Le président russe a accordé une interview à l’ancien présentateur de Fox News, qui relaie régulièrement la propagande de Moscou
Pendant plus de deux heures, Vladimir Poutine a fait une leçon d’histoire très subjective, a assuré qu’une défaite de la Russie en Ukraine était « impossible », juré que Moscou n’avait aucune intention d’attaquer la Pologne ou la Lettonie, et s’est dit ouvert à un échange de prisonniers pour libérer le journaliste du Wall Street Journal détenu en Russie.
Voici les moments marquants de l’interview accordée par le président russe à l’éditorialiste conservateur américain Tucker Carlson, mise en ligne ce jeudi, mais enregistrée mardi au Kremlin. Il s’agit de la première interview de Vladimir Poutine par un média occidental depuis le l’invasion russe, il y a deux ans.
Le chef du Kremlin a rejeté plusieurs demandes, notamment de la BBC et de CNN.
Une leçon « d’histoire » de 36 minutes
« Est-ce que c’est un talk-show ou une conversation sérieuse ? » Poutine a taclé d’entrée Tucker Carlson, qui lui a demandé s’il avait attaqué l’Ukraine car il craignait une « attaque surprise » américaine via l’Otan.
Le président russe, comme lors de ses interventions télévisées, s’est alors lancé dans une leçon d’histoire très subjective, remontant à plus de 1.000 ans, répétant que les Russes et les Ukrainiens étaient « un seul peuple ». Carlson a bien tenté de l’interrompre, en vain : Poutine a même ressorti des lettres du 17e siècle du chef militaire des Cosaques d’Ukraine Bogdan Khmelnitski.
La guerre en Ukraine serait terminée « en quelques semaines » si l’Occident arrête de fournir des armes à Kiev
« Jusqu’ici, il y a eu les vociférations et les cris sur (la nécessité) d’infliger une défaite stratégique à la Russie sur le champ de bataille », a continué Poutine.
« Mais maintenant ils semblent se rendre compte que c’est difficile à réaliser, voire impossible.
À mon avis, c’est impossible par définition.
Ça n’arrivera jamais.

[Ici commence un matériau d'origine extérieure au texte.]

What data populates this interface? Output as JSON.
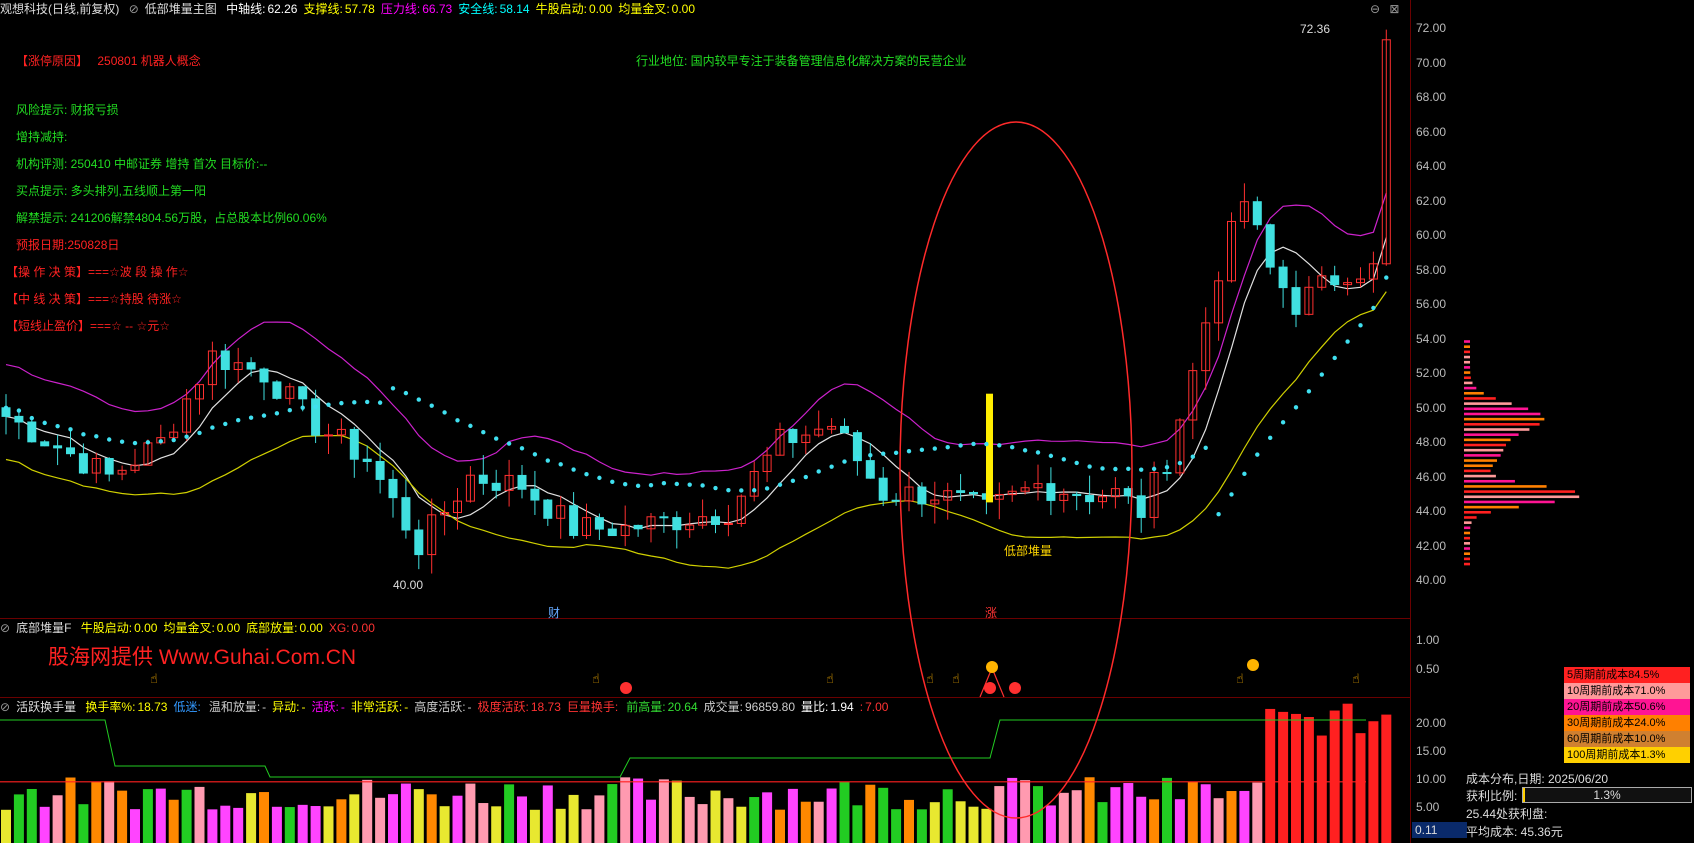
{
  "header": {
    "app": "观想科技",
    "period": "(日线,前复权)",
    "indicator": "低部堆量主图",
    "items": [
      {
        "label": "中轴线:",
        "value": "62.26",
        "color": "#ffffff"
      },
      {
        "label": "支撑线:",
        "value": "57.78",
        "color": "#ffff00"
      },
      {
        "label": "压力线:",
        "value": "66.73",
        "color": "#ff00ff"
      },
      {
        "label": "安全线:",
        "value": "58.14",
        "color": "#00ffff"
      },
      {
        "label": "牛股启动:",
        "value": "0.00",
        "color": "#ffff00"
      },
      {
        "label": "均量金叉:",
        "value": "0.00",
        "color": "#ffff00"
      }
    ]
  },
  "annotations": {
    "reason_label": "【涨停原因】",
    "reason_text": "250801 机器人概念",
    "industry": "行业地位: 国内较早专注于装备管理信息化解决方案的民营企业",
    "lines": [
      {
        "text": "风险提示: 财报亏损",
        "color": "#22dd22"
      },
      {
        "text": "增持减持:",
        "color": "#22dd22"
      },
      {
        "text": "机构评测: 250410 中邮证券 增持 首次 目标价:--",
        "color": "#22dd22"
      },
      {
        "text": "买点提示: 多头排列,五线顺上第一阳",
        "color": "#22dd22"
      },
      {
        "text": "解禁提示: 241206解禁4804.56万股，占总股本比例60.06%",
        "color": "#22dd22"
      },
      {
        "text": "预报日期:250828日",
        "color": "#ff2222"
      },
      {
        "text": "【操 作 决 策】===☆波 段 操 作☆",
        "color": "#ff2222"
      },
      {
        "text": "【中 线 决 策】===☆持股 待涨☆",
        "color": "#ff2222"
      },
      {
        "text": "【短线止盈价】===☆  --  ☆元☆",
        "color": "#ff2222"
      }
    ],
    "high_label": "72.36",
    "low_label": "40.00",
    "bottom_label": "低部堆量",
    "cai_tag": "财",
    "zhang_tag": "涨"
  },
  "price_axis": [
    "72.00",
    "70.00",
    "68.00",
    "66.00",
    "64.00",
    "62.00",
    "60.00",
    "58.00",
    "56.00",
    "54.00",
    "52.00",
    "50.00",
    "48.00",
    "46.00",
    "44.00",
    "42.00",
    "40.00"
  ],
  "mid_panel": {
    "name": "底部堆量F",
    "items": [
      {
        "label": "牛股启动:",
        "value": "0.00",
        "color": "#ffff00"
      },
      {
        "label": "均量金叉:",
        "value": "0.00",
        "color": "#ffff00"
      },
      {
        "label": "底部放量:",
        "value": "0.00",
        "color": "#ffff00"
      },
      {
        "label": "XG:",
        "value": "0.00",
        "color": "#ff3333"
      }
    ],
    "watermark": "股海网提供 Www.Guhai.Com.CN",
    "axis": [
      "1.00",
      "0.50"
    ]
  },
  "low_panel": {
    "name": "活跃换手量",
    "items": [
      {
        "label": "换手率%:",
        "value": "18.73",
        "color": "#ffff00"
      },
      {
        "label": "低迷:",
        "value": "",
        "color": "#3399ff"
      },
      {
        "label": "温和放量:",
        "value": "-",
        "color": "#cccccc"
      },
      {
        "label": "异动:",
        "value": "-",
        "color": "#ffff00"
      },
      {
        "label": "活跃:",
        "value": "-",
        "color": "#ff00ff"
      },
      {
        "label": "非常活跃:",
        "value": "-",
        "color": "#ffff00"
      },
      {
        "label": "高度活跃:",
        "value": "-",
        "color": "#cccccc"
      },
      {
        "label": "极度活跃:",
        "value": "18.73",
        "color": "#ff3333"
      },
      {
        "label": "巨量换手:",
        "value": "",
        "color": "#ff3333"
      },
      {
        "label": "前高量:",
        "value": "20.64",
        "color": "#33dd33"
      },
      {
        "label": "成交量:",
        "value": "96859.80",
        "color": "#cccccc"
      },
      {
        "label": "量比:",
        "value": "1.94",
        "color": "#ffffff"
      },
      {
        "label": ":",
        "value": "7.00",
        "color": "#ff3333"
      }
    ],
    "axis": [
      "20.00",
      "15.00",
      "10.00",
      "5.00"
    ],
    "corner": "0.11"
  },
  "chip_legend": [
    {
      "text": "5周期前成本84.5%",
      "color": "#ff2020"
    },
    {
      "text": "10周期前成本71.0%",
      "color": "#ff9a9a"
    },
    {
      "text": "20周期前成本50.6%",
      "color": "#ff1493"
    },
    {
      "text": "30周期前成本24.0%",
      "color": "#ff8000"
    },
    {
      "text": "60周期前成本10.0%",
      "color": "#d08030"
    },
    {
      "text": "100周期前成本1.3%",
      "color": "#ffd000"
    }
  ],
  "chip_info": {
    "date_line": "成本分布,日期:  2025/06/20",
    "profit_label": "获利比例:",
    "profit_value": "1.3%",
    "profit_ratio": 0.013,
    "profit_line": "25.44处获利盘:",
    "avg_line": "平均成本:  45.36元"
  }
}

Il me semble que maintenant, ceux qui sont au pouvoir en Occident en sont également conscients », a ajouté celui qui a lancé l’invasion de l’Ukraine en février 2022.
« Si cette réalisation a été bien comprise, ils doivent réfléchir à la suite. Nous sommes prêts à ce dialogue », a-t-il assuré, affirmant que la guerre serait terminée « en quelques semaines » si l’Occident arrête de fournir des armes à Kiev.
« Aucun intérêt » à attaquer la Pologne ou la Lettonie
Le président russe a également dit écarter l’idée d’envahir la Pologne ou la Lettonie, deux pays dans lesquels son pays « n’a pas d’intérêts ». « Ceux qui disent cela jouent sur la peur », a-t-il insisté. Poutine a, une nouvelle fois, accusé l’Occident et l’Otan de ne pas avoir respecté leurs engagements avec « l’expansion toujours plus à l’est » de l’alliance atlantique.
Poutine accuse la CIA d’avoir détruit le gazoduc Nord Stream mais ne fournit pas de preuve
Qui a saboté le gazoduc en mer Baltique ?
« Vous », a répondu Poutine. « J’ai un alibi », a ironisé Carlson. « Vous peut-être mais la CIA n’en a pas », a souri le président russe. Il a toutefois refusé de présenter des preuves, se contentant de répondre : « Il suffit de chercher qui avait un intérêt, et qui avait les capacités ».
Un échange de prisonniers « possible » pour le journaliste américain détenu
Vladimir Poutine a en outre affirmé qu’il était possible de trouver un accord pour la libération du journaliste américain Evan Gershkovich accusé d’espionnage et détenu en Russie depuis presque un an. « Je crois qu’un accord peut être conclu », a-t-il dit. « Il n’y a pas de tabou pour régler cette question. Nous sommes prêts à la résoudre mais certains termes sont en train d’être discutés via des canaux des services spéciaux. »
Biden ou Trump, cela ne « change rien »
Le président russe a en outre affirmé que l’élection d’un nouveau président américain, prévue pour le 5 novembre et qui devrait opposer le républicain Donald Trump au démocrate Joe Biden, ne « changerait rien » aux relations entre les États-Unis et la Russie.
« Vous venez de me demander si quelque chose changerait si un autre dirigeant arrivait. Ce n’est pas une question de qui est le dirigeant, de la personnalité d’une personne en particulier », a affirmé Poutine.
Qui a affirmé à deux reprises qu’un rapprochement entre les deux puissances évoqué avec Bush père et Bill Clinton avait été « contrecarré » par la CIA.